Nachtkommando (eBook)
464 Seiten
Piper Verlag
978-3-492-60662-2 (ISBN)
Seine Bestseller-Erfolge zwangen Simon Scarrow dazu, den Lehrerberuf an den Nagel zu hängen, um sich ganz dem Schreiben zu widmen. Seine Nähe zu Deutschland, wo er zahlreiche Fans und Freunde hat, inspirierte den Autor zu seinen historischen Thrillern um den Berliner Kriminalinspektor Horst Schenke. Simon Scarrow recherchierte über Monate, um das düstere Berlin zu Beginn des Zweiten Weltkriegs lebendig zu machen.
Seine Bestseller-Erfolge zwangen Simon Scarrow dazu, den Lehrerberuf an den Nagel zu hängen, um sich ganz dem Schreiben zu widmen.
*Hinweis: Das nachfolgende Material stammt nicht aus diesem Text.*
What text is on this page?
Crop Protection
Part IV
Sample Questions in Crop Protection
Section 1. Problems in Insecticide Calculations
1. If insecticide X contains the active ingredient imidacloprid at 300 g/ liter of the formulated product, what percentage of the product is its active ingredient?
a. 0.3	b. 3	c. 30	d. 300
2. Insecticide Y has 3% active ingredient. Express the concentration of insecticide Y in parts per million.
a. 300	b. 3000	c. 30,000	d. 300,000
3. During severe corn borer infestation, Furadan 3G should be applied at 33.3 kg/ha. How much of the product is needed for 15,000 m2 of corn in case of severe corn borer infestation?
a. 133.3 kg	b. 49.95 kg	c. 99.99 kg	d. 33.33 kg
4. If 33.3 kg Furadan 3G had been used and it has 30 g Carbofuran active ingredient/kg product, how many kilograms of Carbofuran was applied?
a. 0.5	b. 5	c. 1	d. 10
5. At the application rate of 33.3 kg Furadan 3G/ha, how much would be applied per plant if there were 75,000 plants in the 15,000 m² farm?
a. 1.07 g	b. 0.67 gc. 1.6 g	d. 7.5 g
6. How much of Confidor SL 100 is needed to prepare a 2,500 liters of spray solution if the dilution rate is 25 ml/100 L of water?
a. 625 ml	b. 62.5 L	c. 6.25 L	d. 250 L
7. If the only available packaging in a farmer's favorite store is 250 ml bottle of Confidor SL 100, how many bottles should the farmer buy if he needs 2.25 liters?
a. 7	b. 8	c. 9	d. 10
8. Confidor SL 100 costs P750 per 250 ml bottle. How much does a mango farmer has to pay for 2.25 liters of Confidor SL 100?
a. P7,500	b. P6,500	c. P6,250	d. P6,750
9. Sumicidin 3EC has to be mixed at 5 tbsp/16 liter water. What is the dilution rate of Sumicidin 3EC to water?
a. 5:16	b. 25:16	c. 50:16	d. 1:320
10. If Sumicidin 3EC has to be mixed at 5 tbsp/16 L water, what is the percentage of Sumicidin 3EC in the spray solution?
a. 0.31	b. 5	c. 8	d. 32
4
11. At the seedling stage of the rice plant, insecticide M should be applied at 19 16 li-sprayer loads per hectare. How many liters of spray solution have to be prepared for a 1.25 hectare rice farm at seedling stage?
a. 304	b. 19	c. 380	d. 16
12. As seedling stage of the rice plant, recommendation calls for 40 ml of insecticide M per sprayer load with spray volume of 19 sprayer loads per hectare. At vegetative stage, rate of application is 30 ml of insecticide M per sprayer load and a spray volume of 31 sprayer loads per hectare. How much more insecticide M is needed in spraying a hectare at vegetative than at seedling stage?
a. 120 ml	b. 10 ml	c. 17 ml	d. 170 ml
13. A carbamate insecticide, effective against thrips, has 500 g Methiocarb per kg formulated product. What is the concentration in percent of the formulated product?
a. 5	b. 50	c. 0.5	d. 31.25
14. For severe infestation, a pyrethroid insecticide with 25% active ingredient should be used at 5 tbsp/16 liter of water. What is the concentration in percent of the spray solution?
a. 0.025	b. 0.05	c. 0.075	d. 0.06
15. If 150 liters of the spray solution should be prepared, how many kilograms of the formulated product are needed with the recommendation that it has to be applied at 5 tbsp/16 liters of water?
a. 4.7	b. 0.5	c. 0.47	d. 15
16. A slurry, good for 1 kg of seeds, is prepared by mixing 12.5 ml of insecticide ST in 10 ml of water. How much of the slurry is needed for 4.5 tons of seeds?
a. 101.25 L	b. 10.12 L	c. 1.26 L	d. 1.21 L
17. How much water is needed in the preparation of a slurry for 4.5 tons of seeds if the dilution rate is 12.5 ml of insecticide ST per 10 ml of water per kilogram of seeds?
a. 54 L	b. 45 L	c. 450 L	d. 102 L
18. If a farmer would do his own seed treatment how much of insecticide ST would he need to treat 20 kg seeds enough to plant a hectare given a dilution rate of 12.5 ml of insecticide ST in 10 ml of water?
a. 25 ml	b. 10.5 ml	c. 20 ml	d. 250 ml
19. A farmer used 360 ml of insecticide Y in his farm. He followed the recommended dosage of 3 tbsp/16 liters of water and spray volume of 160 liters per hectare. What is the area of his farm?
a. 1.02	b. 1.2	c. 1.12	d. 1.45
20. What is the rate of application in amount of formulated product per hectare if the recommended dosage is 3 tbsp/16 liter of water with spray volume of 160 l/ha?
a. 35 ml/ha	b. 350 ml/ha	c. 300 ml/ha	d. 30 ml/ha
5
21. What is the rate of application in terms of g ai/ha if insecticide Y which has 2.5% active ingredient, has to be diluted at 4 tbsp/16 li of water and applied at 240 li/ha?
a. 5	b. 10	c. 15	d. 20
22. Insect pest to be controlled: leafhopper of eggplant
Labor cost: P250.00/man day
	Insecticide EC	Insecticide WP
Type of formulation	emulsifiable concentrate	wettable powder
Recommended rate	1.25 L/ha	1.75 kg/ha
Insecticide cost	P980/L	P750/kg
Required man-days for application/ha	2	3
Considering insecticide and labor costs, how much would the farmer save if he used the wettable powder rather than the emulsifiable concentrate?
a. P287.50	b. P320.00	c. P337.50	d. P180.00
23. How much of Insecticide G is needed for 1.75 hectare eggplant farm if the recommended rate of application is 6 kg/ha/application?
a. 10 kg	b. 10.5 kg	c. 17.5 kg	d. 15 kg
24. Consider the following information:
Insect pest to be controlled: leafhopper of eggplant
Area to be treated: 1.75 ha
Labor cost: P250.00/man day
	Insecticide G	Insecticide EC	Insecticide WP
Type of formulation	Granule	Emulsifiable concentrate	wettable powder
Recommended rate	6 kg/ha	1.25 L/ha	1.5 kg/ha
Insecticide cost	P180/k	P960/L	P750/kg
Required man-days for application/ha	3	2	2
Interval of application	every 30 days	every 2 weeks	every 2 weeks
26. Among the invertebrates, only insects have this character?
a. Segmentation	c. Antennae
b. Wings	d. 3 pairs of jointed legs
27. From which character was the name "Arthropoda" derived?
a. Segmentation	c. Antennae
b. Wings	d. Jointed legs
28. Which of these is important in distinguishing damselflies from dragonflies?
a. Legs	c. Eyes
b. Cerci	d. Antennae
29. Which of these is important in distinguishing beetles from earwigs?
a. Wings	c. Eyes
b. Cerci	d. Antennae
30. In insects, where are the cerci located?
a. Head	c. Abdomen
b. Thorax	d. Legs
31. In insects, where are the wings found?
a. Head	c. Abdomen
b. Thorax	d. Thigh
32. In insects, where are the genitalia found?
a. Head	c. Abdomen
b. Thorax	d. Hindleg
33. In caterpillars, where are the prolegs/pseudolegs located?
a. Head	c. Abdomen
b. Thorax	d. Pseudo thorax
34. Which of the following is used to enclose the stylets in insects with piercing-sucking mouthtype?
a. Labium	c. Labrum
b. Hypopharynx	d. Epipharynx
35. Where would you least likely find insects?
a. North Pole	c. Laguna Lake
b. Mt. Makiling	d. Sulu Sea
Seine Nähe zu Deutschland, wo er zahlreiche Fans und Freunde hat, inspirierte den Autor zu seinen historischen Thrillern um den Berliner Kriminalinspektor Horst Schenke. Simon Scarrow recherchierte über Monate, um das düstere Berlin zu Beginn des Zweiten Weltkriegs lebendig zu machen.
Prolog
Berlin, 28. Januar 1940
Chor und Orchester erreichten das Ende der Reprise von Fortuna Imperatrix Mundi. Der Dirigent beendete die Darbietung mit einem letzten Schwung des Taktstocks und ließ den Kopf wie vor Erschöpfung hängen. Sofort erklangen Jubelrufe aus dem Publikum, dann donnerte Applaus durch die Philharmonie. Als sich der Dirigent umdrehte, erhoben sich erst einzelne und schließlich alle Konzertbesucher zu frenetischem Beifall.
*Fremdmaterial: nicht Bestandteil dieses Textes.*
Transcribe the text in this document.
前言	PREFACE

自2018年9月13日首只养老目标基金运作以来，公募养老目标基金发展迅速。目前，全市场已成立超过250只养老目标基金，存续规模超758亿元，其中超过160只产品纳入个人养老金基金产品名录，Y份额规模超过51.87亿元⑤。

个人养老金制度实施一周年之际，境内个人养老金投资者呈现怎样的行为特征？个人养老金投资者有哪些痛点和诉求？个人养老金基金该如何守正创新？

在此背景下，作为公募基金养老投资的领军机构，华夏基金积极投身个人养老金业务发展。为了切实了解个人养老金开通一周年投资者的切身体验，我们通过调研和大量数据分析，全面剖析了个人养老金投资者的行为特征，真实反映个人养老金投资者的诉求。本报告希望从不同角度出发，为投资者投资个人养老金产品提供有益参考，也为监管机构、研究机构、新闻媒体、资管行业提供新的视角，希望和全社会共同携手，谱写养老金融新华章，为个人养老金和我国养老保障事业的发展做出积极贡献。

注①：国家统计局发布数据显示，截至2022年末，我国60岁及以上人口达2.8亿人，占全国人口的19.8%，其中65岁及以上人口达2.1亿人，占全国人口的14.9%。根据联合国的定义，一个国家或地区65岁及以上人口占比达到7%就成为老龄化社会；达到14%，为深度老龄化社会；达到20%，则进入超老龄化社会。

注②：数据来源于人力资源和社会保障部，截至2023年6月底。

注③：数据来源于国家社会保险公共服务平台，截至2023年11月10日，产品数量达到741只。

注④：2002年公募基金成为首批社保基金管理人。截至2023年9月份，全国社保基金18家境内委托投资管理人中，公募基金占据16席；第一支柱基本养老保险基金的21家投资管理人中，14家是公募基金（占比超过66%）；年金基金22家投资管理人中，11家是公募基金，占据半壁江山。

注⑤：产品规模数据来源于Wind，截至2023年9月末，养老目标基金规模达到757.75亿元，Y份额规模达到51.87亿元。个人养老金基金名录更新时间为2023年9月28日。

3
Dr. Manfred Schmesler seufzte und stand mit vor Kälte steifen Gliedern auf. Wie die anderen Anwesenden trug er Mantel und Handschuhe, hatte aber trotz der winterlichen Temperaturen den Hut abgenommen, um die Musik besser hören zu können. Aufgrund des Kohlemangels war der Saal nicht beheizt und immer noch eiskalt, obwohl sich das Publikum seit mittlerweile eineinhalb Stunden darin aufhielt. Schmesler musste die Musiker bewundern, die unter diesen Bedingungen zu spielen vermochten. Aber womöglich lenkte sie die Konzentration auf die Musik ja von der klirrenden Kälte ab.
Seine Frau Brigitte drückte leicht seinen Arm, und er drehte sich zu ihr um. Sie sagte etwas Unverständliches, dann räusperte sie sich und sprach etwas lauter, während er sich zu ihr vorbeugte. »Ein ganz wunderbares Konzert, habe ich gesagt.«
»Ja«, pflichtete er ihr bei. »Vor allem unter diesen Umständen.«
Unter dem anhaltenden Beifall des Publikums verbeugte sich auf Wilhelm Furtwänglers Zeichen hin zuerst das Orchester und dann der Chor. Dann verebbte der Applaus allmählich, und die Menge drängte zu den Ausgängen. Schmesler, seine Frau und das Ehepaar, mit dem sie das Konzert besucht hatten – der Anwalt Hans Ebermann und seine Frau Eva –, verließen ebenfalls den Saal. Die Schmeslers hatten die Ebermanns vor einigen Monaten bei einem Fest kennengelernt und sich seither hin und wieder zu gesellschaftlichen Anlässen verabredet.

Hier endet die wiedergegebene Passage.